Durante a refeição, vários seres fizeram demonstrações de magia através de belíssimas melodias. Yumi ficou maravilhada com todas as apresentações, mesmo as que chamaram menos a atenção do público.
Sabendo que estava na hora de voltar, a menina levantou-se do seu lugar e começou a despedir-se dos seres à sua volta. A Rainha, vendo que ela se queria ir embora, impediu-a e levantou um dedo à sua frente. Yumi sentou-se e esperou, confusa com o gesto.
Os clicks de conversa desapareceram e uma melodia chegou à cabeça de todos. A menina olhou a zona de actuações, mas esta estava vazia. Foi apenas ao olhar em volta que reparou que era a própria Rainha que estava a cantar.

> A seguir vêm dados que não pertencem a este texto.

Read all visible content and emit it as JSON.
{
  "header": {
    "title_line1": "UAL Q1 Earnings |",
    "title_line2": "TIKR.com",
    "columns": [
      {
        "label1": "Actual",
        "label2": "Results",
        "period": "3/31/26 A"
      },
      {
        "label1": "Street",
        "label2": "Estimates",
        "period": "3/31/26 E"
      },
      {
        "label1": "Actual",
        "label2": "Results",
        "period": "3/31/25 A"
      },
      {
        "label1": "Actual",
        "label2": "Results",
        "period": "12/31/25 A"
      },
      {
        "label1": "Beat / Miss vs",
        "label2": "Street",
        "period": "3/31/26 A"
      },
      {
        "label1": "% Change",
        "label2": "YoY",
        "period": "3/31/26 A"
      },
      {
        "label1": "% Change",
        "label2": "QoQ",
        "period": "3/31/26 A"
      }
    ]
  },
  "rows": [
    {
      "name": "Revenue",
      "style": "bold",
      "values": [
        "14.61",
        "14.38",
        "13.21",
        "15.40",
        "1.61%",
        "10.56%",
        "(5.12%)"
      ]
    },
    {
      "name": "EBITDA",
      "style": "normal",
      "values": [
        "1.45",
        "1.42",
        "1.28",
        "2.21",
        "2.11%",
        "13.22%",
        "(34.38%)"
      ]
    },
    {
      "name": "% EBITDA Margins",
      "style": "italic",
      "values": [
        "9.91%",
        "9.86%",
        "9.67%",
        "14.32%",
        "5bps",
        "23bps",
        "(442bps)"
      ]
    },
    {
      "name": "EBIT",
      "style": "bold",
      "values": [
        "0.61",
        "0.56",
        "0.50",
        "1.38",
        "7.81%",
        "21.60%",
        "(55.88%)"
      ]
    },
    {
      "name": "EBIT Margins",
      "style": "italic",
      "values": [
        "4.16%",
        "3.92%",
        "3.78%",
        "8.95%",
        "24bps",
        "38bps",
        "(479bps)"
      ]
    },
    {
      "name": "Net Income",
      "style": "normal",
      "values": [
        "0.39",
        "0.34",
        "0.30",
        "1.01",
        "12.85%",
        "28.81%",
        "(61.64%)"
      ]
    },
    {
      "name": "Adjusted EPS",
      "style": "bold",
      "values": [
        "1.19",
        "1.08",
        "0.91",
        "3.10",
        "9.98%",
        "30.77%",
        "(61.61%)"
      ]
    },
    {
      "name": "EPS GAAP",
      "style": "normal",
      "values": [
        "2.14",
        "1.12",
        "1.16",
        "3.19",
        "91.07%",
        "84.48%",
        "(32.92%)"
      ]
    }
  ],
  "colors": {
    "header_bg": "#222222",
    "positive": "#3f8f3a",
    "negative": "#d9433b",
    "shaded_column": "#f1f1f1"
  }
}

E que linda melodia cantou! Yumi não viu nenhum efeito físico que denunciasse a magia que a melodia carregava, como tinha acontecido nas atuações anteriores, mas sentiu o poder da canção na sua alma. Ela ficou de tal maneira afetada que ainda se encontrava a limpar as lágrimas que a canção lhe provocara quando chegou à entrada da gruta.
Contudo, foi apenas instantes depois, ao chegar ao quarto, que a menina compreendeu todo o poder que a melodia da Rainha carregava.